In this paper, we introduced Scenic, a probabilistic programming language for specifying distributions over configurations of physical objects and the behaviors of dynamic agents. We showed how Scenic can be used to generate synthetic data sets useful for a variety of tasks in the design of robust ML-based cyber-physical systems. Specifically, we used Scenic to generate specialized test sets and falsify a system, improve the robustness of a system by emphasizing difficult cases in its training set, and generalize from individual failure cases to broader scenarios suitable for retraining. In particular, by training on hard cases generated by Scenic, we were able to boost the performance of a car detector neural network (given a fixed training set size) significantly beyond what could be achieved by prior synthetic data generation methods (Johnson-Roberson et al. 2017) not based on PPLs.

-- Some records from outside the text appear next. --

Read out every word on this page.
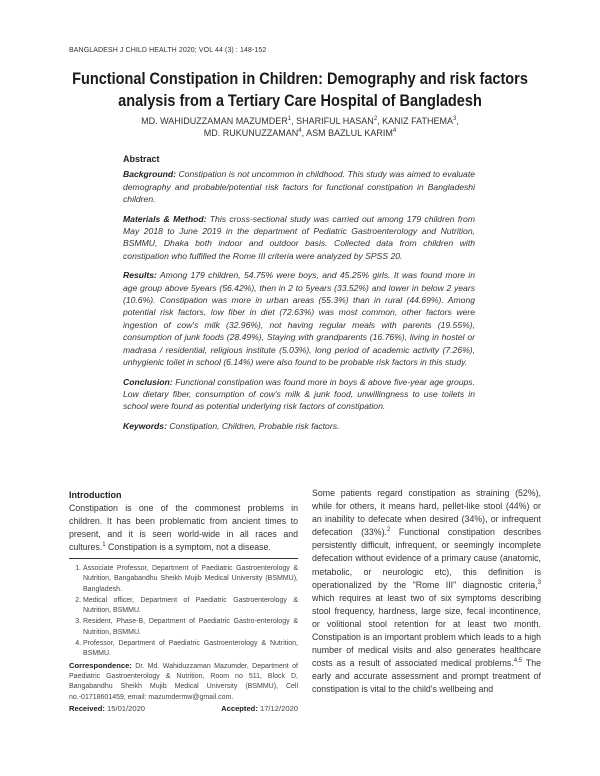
BANGLADESH J CHILD HEALTH 2020; VOL 44 (3) : 148-152
Functional Constipation in Children: Demography and risk factors
analysis from a Tertiary Care Hospital of Bangladesh
MD. WAHIDUZZAMAN MAZUMDER$^1$, SHARIFUL HASAN$^2$, KANIZ FATHEMA$^3$,
MD. RUKUNUZZAMAN$^4$, ASM BAZLUL KARIM$^4$
Abstract

Background: Constipation is not uncommon in childhood. This study was aimed to evaluate demography and probable/potential risk factors for functional constipation in Bangladeshi children.

Materials & Method: This cross-sectional study was carried out among 179 children from May 2018 to June 2019 in the department of Pediatric Gastroenterology and Nutrition, BSMMU, Dhaka both indoor and outdoor basis. Collected data from children with constipation who fulfilled the Rome III criteria were analyzed by SPSS 20.

Results: Among 179 children, 54.75% were boys, and 45.25% girls. It was found more in age group above 5years (56.42%), then in 2 to 5years (33.52%) and lower in below 2 years (10.6%). Constipation was more in urban areas (55.3%) than in rural (44.69%). Among potential risk factors, low fiber in diet (72.63%) was most common, other factors were ingestion of cow's milk (32.96%), not having regular meals with parents (19.55%), consumption of junk foods (28.49%), Staying with grandparents (16.76%), living in hostel or madrasa / residential, religious institute (5.03%), long period of academic activity (7.26%), unhygienic toilet in school (6.14%) were also found to be probable risk factors in this study.

Conclusion: Functional constipation was found more in boys & above five-year age groups. Low dietary fiber, consumption of cow's milk & junk food, unwillingness to use toilets in school were found as potential underlying risk factors of constipation.

Keywords: Constipation, Children, Probable risk factors.

Introduction

Constipation is one of the commonest problems in children. It has been problematic from ancient times to present, and it is seen world-wide in all races and cultures.$^1$ Constipation is a symptom, not a disease.

1. Associate Professor, Department of Paediatric Gastroenterology & Nutrition, Bangabandhu Sheikh Mujib Medical University (BSMMU), Bangladesh.
2. Medical officer, Department of Paediatric Gastroenterology & Nutrition, BSMMU.
3. Resident, Phase-B, Department of Paediatric Gastro-enterology & Nutrition, BSMMU.
4. Professor, Department of Paediatric Gastroenterology & Nutrition, BSMMU.

Correspondence: Dr. Md. Wahiduzzaman Mazumder, Department of Paediatric Gastroenterology & Nutrition, Room no 511, Block D, Bangabandhu Sheikh Mujib Medical University (BSMMU), Cell no.-01718601459, email: mazumdermw@gmail.com.

Received: 15/01/2020	Accepted: 17/12/2020

Some patients regard constipation as straining (52%), while for others, it means hard, pellet-like stool (44%) or an inability to defecate when desired (34%), or infrequent defecation (33%).$^2$ Functional constipation describes persistently difficult, infrequent, or seemingly incomplete defecation without evidence of a primary cause (anatomic, metabolic, or neurologic etc), this definition is operationalized by the "Rome III" diagnostic criteria,$^3$ which requires at least two of six symptoms describing stool frequency, hardness, large size, fecal incontinence, or volitional stool retention for at least two month. Constipation is an important problem which leads to a high number of medical visits and also generates healthcare costs as a result of associated medical problems.$^{4,5}$ The early and accurate assessment and prompt treatment of constipation is vital to the child's wellbeing and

In future work we plan to conduct experiments applying Scenic to a variety of additional domains, applications, and simulators. As we mentioned in the Introduction, we have already successfully applied Scenic to aircraft (Fremont et al. 2020), and we are currently investigating applications in further domains including underwater vehicles and indoor robots. We also plan to extend the Scenic language itself in several directions, including allowing user-defined specifiers and describing 3D scenes. Finally, we are exploring ways to combine Scenic with automated analyses: in particular, reducing the human burden of writing Scenic programs through algorithms for synthesizing or adapting such programs (e.g. Kim et al. (2020)), and improving the efficiency of falsification by performing white-box analyses of the system.